De gegevens met betrekking tot de verspreidingen in de loop van het vierde kwartaal van het aanslagjaar moeten worden aangegeven uiterlijk op 15 januari van het jaar volgend op het aanslagjaar.
Voor een periodieke verspreiding mag de aangifte voorafgaand aan de verspreiding gedaan worden voor een periode van hoogstens zes maanden. De in het vorige artikel voorziene neerlegging van een “specimen” van het te verspreiden product dient te geschieden op het moment van de verspreiding.
De belasting wordt door middel van een kohier ingevorderd. Het kohier wordt opgemaakt en uitvoerbaar verklaard door het college van burgemeester en schepenen.
§1. Bij gebrek aan aangifte binnen de gestelde termijn, of ingeval van onjuiste, onvolledige of onnauwkeurige aangifte vanwege de belastingplichtige, wordt de belasting ambtshalve ingekohierd op de wijze zoals bepaald in het decreet van 30 mei 2008.

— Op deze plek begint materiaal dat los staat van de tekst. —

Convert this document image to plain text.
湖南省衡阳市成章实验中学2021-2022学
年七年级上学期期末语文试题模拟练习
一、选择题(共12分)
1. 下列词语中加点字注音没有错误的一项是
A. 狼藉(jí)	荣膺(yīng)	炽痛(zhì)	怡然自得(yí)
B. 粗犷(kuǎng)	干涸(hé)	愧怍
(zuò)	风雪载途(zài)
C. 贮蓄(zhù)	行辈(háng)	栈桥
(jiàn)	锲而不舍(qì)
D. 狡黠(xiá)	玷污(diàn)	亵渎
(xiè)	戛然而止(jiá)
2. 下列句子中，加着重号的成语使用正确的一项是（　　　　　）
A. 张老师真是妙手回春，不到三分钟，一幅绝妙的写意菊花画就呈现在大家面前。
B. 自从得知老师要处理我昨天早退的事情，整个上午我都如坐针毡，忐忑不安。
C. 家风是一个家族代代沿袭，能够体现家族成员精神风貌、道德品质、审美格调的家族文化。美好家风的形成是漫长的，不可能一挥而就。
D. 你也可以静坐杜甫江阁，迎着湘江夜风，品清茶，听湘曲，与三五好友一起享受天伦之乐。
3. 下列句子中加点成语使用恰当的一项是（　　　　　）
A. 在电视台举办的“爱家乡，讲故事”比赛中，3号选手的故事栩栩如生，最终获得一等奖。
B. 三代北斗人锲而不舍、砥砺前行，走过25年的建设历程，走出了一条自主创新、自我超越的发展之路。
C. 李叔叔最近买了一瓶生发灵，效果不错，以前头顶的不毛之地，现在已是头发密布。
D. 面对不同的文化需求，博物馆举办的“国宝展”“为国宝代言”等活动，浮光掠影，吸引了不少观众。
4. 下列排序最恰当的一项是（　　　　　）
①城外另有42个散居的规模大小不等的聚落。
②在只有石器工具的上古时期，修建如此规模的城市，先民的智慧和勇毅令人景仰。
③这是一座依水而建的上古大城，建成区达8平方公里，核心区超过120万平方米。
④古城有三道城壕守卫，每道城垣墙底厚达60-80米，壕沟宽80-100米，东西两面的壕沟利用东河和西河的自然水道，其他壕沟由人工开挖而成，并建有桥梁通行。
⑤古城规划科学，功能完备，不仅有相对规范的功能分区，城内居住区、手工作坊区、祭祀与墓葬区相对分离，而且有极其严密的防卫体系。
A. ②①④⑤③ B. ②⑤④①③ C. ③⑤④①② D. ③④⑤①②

§2. De ambtshalve ingekohierde belastingen worden verhoogd met een bedrag gelijk aan de verschuldigde belasting. Het bedrag van deze verhoging wordt eveneens ingekohierd.
De belasting moet betaald worden binnen twee maanden na de verzending van het aanslagbiljet.
De vestiging en invordering van de belasting evenals de regeling van de geschillen ter zake gebeurd volgens de modaliteiten vervat in het gelijknamige decreet van 30 mei 2008
Deze verordening wordt aan de toezichthoudende overheid toegezonden.
Het reglement zal worden afgekondigd en bekendgemaakt overeenkomstig artikel 287 van het decreet lokaal bestuur.